Digitalisierung im Berufsalltag

Digitale Angebote verändern auch die psychotherapeutische Arbeit. Telefonische Beratung, unterstützende Apps sowie Online-Sitzungen und Kurzinterventionen gehören zunehmend zum Berufsalltag. Angehende Psychoanalytiker sollten bereit sein, solche Technik einzusetzen – auch, um den vielerorts knappen Therapieplätzen und langen Wartezeiten zu begegnen.

Darüber hinaus nehmen Psychoanalytiker regelmäßig an Supervision teil, um ihre Arbeit zu besprechen und zu reflektieren, und bilden sich fortlaufend weiter.

Häufig gestellte Fragen

Wie lange dauert die Ausbildung zum Psychoanalytiker?

Die berufsbegleitende Ausbildung dauert in der Regel mindestens fünf Jahre. Die genaue Dauer ist nicht fest vorgegeben und richtet sich nach der beruflichen und persönlichen Situation.

Welches Studium ist Voraussetzung für die Ausbildung?
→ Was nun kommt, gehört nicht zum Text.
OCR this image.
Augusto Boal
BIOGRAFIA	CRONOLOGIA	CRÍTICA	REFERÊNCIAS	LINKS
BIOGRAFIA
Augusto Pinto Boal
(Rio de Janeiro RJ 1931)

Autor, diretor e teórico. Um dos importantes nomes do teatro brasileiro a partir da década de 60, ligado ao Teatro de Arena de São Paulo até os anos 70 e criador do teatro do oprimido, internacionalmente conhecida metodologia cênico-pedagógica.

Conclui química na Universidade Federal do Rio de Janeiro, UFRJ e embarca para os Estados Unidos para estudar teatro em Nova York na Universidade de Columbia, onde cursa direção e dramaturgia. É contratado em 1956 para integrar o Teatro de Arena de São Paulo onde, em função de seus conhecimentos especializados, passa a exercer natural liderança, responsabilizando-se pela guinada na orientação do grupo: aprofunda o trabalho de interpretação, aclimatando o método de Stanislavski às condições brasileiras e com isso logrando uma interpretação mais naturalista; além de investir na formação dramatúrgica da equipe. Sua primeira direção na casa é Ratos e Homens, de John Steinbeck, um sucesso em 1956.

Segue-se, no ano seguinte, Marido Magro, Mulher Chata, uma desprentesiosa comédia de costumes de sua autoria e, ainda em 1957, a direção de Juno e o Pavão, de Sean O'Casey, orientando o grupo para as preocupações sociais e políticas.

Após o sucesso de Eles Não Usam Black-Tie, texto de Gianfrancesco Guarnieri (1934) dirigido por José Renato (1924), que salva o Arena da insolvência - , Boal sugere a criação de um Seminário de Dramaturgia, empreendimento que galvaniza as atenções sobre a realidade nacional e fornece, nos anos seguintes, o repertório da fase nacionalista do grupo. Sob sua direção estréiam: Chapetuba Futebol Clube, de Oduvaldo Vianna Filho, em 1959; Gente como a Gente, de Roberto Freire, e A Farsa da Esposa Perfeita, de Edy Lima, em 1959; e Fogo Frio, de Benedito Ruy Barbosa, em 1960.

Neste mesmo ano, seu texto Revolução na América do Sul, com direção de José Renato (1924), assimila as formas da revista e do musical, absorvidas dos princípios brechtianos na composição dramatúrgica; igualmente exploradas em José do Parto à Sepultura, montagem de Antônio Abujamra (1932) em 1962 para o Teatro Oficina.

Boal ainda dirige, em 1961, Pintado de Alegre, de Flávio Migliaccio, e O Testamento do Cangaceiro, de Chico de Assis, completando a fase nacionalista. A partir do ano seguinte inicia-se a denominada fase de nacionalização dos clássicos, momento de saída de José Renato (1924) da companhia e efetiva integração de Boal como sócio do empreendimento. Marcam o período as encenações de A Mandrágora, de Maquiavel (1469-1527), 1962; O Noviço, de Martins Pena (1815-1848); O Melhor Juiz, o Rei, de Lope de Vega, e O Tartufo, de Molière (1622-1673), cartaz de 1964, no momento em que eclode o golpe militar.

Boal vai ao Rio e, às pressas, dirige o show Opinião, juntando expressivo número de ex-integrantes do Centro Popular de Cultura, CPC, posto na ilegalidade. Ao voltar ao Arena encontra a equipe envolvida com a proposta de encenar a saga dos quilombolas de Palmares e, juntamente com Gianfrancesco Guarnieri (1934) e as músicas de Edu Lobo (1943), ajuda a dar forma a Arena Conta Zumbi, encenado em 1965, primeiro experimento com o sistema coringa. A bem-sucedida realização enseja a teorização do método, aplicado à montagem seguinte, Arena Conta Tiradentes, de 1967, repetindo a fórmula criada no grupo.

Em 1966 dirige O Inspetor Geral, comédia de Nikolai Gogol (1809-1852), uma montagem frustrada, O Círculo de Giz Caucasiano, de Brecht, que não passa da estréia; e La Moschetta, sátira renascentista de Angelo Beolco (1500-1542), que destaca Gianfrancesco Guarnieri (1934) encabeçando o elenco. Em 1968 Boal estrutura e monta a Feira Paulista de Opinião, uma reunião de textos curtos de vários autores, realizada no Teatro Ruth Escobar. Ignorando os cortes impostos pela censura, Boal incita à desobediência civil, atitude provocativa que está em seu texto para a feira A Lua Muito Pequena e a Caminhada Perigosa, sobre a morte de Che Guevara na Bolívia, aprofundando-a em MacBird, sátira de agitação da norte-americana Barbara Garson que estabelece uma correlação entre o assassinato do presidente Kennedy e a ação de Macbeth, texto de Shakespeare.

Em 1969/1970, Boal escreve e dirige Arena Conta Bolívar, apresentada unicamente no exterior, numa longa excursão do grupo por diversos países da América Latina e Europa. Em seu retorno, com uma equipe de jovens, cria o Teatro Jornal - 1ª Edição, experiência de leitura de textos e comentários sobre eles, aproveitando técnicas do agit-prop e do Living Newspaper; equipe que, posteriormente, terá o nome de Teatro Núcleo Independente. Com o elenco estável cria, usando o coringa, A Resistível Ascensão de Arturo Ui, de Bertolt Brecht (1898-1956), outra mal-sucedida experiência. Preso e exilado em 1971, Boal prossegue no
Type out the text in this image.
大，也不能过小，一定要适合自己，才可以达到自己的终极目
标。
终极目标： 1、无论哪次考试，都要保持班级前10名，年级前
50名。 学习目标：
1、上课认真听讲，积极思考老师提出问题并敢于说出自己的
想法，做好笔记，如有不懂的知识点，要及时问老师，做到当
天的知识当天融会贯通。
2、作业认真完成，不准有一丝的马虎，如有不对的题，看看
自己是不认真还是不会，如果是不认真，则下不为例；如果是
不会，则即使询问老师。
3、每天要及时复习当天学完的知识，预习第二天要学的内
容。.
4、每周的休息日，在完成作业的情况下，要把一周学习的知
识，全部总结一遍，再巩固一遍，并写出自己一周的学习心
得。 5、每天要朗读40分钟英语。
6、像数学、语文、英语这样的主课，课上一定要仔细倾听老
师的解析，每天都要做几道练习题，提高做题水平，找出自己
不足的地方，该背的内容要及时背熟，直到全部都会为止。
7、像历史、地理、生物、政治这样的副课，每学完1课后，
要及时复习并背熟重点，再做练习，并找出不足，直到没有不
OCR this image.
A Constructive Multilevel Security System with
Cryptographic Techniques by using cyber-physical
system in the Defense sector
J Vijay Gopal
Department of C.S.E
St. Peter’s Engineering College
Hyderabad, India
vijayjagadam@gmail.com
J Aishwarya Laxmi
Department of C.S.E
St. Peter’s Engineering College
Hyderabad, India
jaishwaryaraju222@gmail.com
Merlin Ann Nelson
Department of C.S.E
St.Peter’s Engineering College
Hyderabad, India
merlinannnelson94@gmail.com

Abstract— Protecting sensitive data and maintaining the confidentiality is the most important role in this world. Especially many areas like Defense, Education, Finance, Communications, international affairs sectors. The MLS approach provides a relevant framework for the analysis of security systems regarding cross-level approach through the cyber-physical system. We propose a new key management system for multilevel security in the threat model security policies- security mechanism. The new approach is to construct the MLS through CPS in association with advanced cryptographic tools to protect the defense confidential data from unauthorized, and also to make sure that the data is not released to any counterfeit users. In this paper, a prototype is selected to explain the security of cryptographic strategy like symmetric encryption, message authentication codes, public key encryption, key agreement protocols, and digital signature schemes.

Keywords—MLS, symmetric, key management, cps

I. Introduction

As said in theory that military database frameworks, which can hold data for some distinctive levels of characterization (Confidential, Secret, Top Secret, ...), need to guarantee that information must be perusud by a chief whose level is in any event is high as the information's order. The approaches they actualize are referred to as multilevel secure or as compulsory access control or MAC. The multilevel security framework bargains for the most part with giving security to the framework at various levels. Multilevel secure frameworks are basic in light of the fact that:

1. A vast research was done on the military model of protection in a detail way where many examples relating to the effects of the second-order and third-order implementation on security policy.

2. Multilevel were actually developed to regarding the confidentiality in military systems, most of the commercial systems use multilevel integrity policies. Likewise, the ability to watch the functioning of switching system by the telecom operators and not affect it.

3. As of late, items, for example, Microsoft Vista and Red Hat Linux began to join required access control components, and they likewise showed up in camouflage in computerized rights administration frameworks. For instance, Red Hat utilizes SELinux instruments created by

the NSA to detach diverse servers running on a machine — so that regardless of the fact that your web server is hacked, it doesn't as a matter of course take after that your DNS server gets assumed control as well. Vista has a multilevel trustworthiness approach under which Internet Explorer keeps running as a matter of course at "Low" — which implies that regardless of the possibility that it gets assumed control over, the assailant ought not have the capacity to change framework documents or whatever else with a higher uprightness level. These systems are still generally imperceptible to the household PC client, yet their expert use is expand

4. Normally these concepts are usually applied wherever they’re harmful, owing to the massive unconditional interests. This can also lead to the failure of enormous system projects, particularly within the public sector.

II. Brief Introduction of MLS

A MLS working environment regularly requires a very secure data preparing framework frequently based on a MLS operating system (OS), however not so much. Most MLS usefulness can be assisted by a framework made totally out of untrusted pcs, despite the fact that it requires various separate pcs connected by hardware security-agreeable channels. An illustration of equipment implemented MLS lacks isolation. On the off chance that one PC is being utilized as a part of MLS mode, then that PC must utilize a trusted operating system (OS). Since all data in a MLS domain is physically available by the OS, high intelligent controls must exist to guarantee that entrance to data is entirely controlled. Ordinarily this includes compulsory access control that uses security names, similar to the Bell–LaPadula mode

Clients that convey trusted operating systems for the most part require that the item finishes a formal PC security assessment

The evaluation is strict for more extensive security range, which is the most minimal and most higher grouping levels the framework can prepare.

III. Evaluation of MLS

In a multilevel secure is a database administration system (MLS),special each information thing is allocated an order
Vorausgesetzt wird ein abgeschlossenes Studium der Psychologie oder der Humanmedizin. Hinzu kommt der Nachweis der persönlichen Eignung.

Was kostet die Ausbildung und wer trägt die Kosten?

Die psychoanalytische Aus- und Weiterbildung wird in der Regel selbst getragen. Kosten entstehen vor allem für die Lehranalyse, die theoretischen Seminare und die Supervision; ihre Höhe unterscheidet sich je nach Institut und Umfang. Verbindliche Angaben nennt das jeweilige Ausbildungsinstitut.

Welche Rolle spielt die Lehranalyse in der Ausbildung?

Die Lehranalyse ist das Kernstück der Ausbildung. In ihr durchlaufen angehende Psychoanalytiker die Methode selbst, lernen die Patientenperspektive kennen und schulen die Selbstreflexion. Sie begleitet die gesamte Ausbildungszeit.